Cabe salientar que a Comissão Especial entende que a apuração das responsabilidades civis e

criminais deve ser efetuada pelas autoridades competentes, com todo o rigor e a disciplina

necessárias diante da importância do caso em tela.

O objetivo do presente relatório, não é sobrepor esforços aos desenvolvidos pelo nosso sistema

legal. A Comissão Especial acredita que cabe ao meio técnico e ao CREA-RS, todavia, analisar

criticamente e com grande cuidado as causas e fatores que contribuíram para a tragédia de Santa

Maria, buscando identificar as lições a serem aprendidas e as ações necessárias para que se

modifique a realidade vigente.

O texto expressa o juízo técnico consensual dos especialistas convidados a integrar a comissão

especial do CREA-RS, baseado na documentação disponível, nos relatos de domínio público e na

larga experiência de cada um de seus integrantes, que além de serem especialistas na área, já

atuaram em diversas perícias e investigações de obras sinistradas.
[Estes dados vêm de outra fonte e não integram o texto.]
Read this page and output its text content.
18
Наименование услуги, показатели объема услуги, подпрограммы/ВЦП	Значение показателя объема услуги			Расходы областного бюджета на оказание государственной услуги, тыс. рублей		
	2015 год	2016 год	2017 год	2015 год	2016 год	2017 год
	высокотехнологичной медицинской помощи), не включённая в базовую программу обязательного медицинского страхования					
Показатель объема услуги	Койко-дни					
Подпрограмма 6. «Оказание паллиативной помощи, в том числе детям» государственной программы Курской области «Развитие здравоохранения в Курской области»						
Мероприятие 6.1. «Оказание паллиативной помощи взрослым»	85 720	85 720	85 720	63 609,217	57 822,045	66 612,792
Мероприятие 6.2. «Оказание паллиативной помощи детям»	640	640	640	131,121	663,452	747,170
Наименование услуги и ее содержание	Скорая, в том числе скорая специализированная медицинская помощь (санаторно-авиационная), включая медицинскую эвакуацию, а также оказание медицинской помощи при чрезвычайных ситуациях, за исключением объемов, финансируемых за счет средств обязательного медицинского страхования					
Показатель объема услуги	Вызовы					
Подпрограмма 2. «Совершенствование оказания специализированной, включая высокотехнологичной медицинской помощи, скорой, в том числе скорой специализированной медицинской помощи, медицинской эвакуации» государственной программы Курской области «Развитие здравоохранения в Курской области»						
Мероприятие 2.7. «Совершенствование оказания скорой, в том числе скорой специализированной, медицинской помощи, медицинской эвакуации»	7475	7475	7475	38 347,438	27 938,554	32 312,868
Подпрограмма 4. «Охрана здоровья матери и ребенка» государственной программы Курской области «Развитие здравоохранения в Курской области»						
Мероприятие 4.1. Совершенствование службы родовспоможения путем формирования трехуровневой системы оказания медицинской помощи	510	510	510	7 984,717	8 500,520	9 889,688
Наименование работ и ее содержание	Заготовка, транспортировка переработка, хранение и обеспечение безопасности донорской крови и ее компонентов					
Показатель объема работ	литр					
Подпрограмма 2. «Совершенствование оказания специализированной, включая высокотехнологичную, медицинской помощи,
Além de explicar e comentar criticamente aspectos relacionados ao ocorrido, sob a ótica técnica e

de responsabilidade profissional, o presente documento se preocupa em propor uma agenda de

ações efetivas e objetivas, que sirvam de base para avanços reais na Segurança contra

Incêndio e Pânico no Estado e no País, e que contribuam para reduzir significativamente a

possibilidade de que novas tragédias como a de Santa Maria venham a ocorrer.

Acreditamos que essa é a única forma de fazer jus à memória das vítimas do sinistro, a única

maneira de gerar algum bem a partir da perda irreconciliável e traumática que entristece a todos.

Cabe salientar que as considerações e conclusões apresentadas aqui se baseiam nas

informações disponíveis até o momento. Embora novas informações possam alterar algum

aspecto específico relativo ao ocorrido, a comissão está convicta que as questões gerais

discutidas e as conclusões apresentadas permanecem válidas.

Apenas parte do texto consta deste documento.